During the pandemic, academic parents bore a disproportionate share of the burden. With schools and daycares closed, many of us found ourselves juggling full teaching loads, ongoing research, and constant childcare; all within the same four walls. Time for deep thinking or writing became a luxury. Women, in particular, were often expected to be the default parent, leading to a further widening of the gender gap in academic output during this period.
As schools reopened and hybrid options became more common, we saw slow improvement. Flexibility was introduced into many work schedules, and remote work was finally recognized as legitimate. For a while, it felt as though the academic system might learn from the crisis. Some universities even put supportive policies in place: tenure clock freezes, more understanding of asynchronous teaching needs, and increased attention to mental health.
However, that window of flexibility didn’t stay open indefinitely. Over time, many institutions began to push for a return to in-person presence. Meetings were scheduled back on campus, and remote options quietly disappeared. There was a renewed focus on physical visibility as a measure of commitment; something that is particularly challenging for academic parents whose responsibilities don’t stop at 5 p.m. or neatly align with university schedules.

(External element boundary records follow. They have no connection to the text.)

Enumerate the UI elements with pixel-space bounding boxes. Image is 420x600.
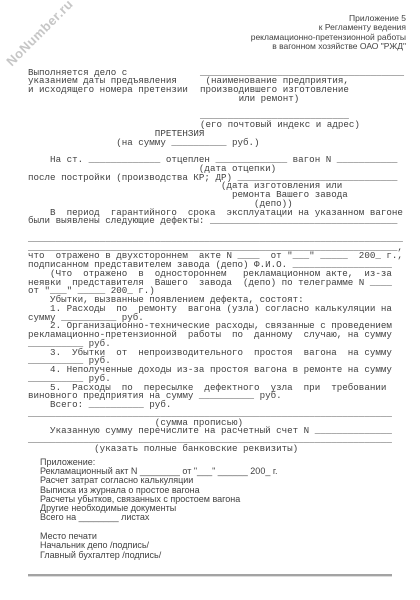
appendix-section: Приложение:Рекламационный акт N ________… <box>40 458 406 560</box>
intro-section: Выполняется дело суказанием даты предъяв… <box>28 69 406 130</box>
bottom-divider <box>28 574 392 577</box>
body-line: (на сумму __________ руб.) <box>28 139 406 148</box>
intro-right-fields: _____________________________________ (н… <box>200 69 406 130</box>
intro-note-line: и исходящего номера претензии <box>28 86 200 95</box>
intro-left-note: Выполняется дело суказанием даты предъяв… <box>28 69 200 130</box>
document-content: Приложение 5к Регламенту ведениярекламац… <box>28 14 406 560</box>
body-line: (указать полные банковские реквизиты) <box>28 445 406 454</box>
appendix-line: Главный бухгалтер /подпись/ <box>40 551 406 560</box>
claim-form-document: NoNumber.ru Приложение 5к Регламенту вед… <box>0 0 420 600</box>
header-line: в вагонном хозяйстве ОАО "РЖД" <box>28 42 406 51</box>
document-header: Приложение 5к Регламенту ведениярекламац… <box>28 14 406 52</box>
claim-body: ПРЕТЕНЗИЯ (на сумму __________ руб.) На … <box>28 130 406 454</box>
body-line: были выявлены следующие дефекты: _______… <box>28 217 406 226</box>
appendix-line: Всего на ________ листах <box>40 513 406 522</box>
intro-field-line: или ремонт) <box>200 95 406 104</box>
intro-field-line: (его почтовый индекс и адрес) <box>200 121 406 130</box>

We may have thought that the pandemic would lead to a more inclusive, human-centered approach in academia. We had a chance to rethink the demands we place on scholars and those balancing caregiving roles. There’s more flexibility today than in the pre-pandemic world, yes, but the expectations haven’t eased. Excellence is still measured by productivity metrics that assume uninterrupted time and full availability.
Many schools continue to operate under the assumption that one parent is always available for mid-afternoon pick-ups, sick days, 11am sports competitions which they tell us about two days in advance, or school holidays. This simply does not reflect the realities of dual-career families or single parents in academia. And the burden of figuring out the logistics again falls too often on women.
Balancing academic work with parenting remains a challenge, and you may feel as if you are always falling behind on both fronts. While the landscape has changed slightly since COVID-19, much of the burden still falls on individuals to “make it work.”
How do you see academic parenthood nowadays? Have we learned from the pandemic at all?